Fed survey depicts a labor market with improved job satisfaction but mounting concerns about future employment.
The Federal Reserve Bank of New York's Center for Microeconomic Data released the July 2023 SCE Labor Market Survey, showing while job seekers' numbers have dropped from last year, wages and job satisfaction are trending upward.
The survey, released a month in advance of the Federal Reserve Open Market Committee September meeting, shows 91.4% of individuals employed four months ago are still holding onto their positions, a slight dip from 91.8% in 2022. But job hopping has seen a surge, with transitions to different employers increasing 5.3% from 4.1% last year. The trend is most evident among men and individuals over 45.
There has also been a decline in active job seekers from 24.7% in July 2022 to 19.4% this year. The decline is notable among younger, college-educated individuals with an annual household income below $60,000.
Job offers have also decreased from 21.2% in 2022 to 19.5%. However, the silver lining is the substantial increase in average pay, which has jumped from $60,764 last year to $69,475 this year.
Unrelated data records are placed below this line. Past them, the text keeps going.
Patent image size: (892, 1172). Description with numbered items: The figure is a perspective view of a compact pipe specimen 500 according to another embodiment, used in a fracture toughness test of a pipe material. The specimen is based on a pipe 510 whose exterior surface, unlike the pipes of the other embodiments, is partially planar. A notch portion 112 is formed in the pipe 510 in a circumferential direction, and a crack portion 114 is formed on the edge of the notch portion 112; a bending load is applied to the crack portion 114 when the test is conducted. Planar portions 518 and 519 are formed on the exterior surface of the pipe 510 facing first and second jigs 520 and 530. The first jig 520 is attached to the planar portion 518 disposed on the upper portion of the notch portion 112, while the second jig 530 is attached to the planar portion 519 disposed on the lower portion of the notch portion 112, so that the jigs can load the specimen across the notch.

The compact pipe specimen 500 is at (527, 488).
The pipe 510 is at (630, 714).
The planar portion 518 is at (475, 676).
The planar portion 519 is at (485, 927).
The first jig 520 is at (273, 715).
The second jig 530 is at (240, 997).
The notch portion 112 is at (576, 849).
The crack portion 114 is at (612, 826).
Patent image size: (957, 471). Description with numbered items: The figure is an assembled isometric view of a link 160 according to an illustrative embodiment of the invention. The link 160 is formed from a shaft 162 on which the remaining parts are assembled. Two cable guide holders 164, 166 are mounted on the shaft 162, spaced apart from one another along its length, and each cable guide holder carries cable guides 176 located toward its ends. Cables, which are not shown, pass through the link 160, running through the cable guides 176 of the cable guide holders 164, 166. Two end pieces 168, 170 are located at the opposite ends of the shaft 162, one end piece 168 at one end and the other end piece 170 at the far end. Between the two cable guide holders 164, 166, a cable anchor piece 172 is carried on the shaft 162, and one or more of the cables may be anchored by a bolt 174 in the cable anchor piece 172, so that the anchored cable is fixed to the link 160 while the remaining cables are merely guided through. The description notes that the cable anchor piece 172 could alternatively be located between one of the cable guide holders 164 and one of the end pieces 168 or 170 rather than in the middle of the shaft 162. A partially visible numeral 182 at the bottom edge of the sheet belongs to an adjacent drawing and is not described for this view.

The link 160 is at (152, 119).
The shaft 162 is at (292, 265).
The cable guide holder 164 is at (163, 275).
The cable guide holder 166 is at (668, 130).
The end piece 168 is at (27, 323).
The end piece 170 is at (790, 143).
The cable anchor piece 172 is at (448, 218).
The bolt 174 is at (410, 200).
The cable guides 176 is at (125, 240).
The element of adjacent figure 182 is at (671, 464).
People surveyed are also more generally happy with their wages and benefits, with 59.9% saying they are satisfied with their wages, up 3% from last year, and other benefits at 64.9%, an increase of 1.7%.
While potential job switching declined slightly to 10.6% the expectation of unemployment shot up 3.9% from 2.3% last year. The anxiety was predominantly observed among younger respondents and those earning below $60,000 a year.
Regarding expectations, respondents felt $78,645 for a new job was appropriate, up from $72,873 in 2022.
And what about retirement? The likelihood of working beyond 62 dropped to its lowest level since 2014, with only 47.7% expected to do so. However, working beyond age 67 saw a slight increase, too, from 31.3% to 32%.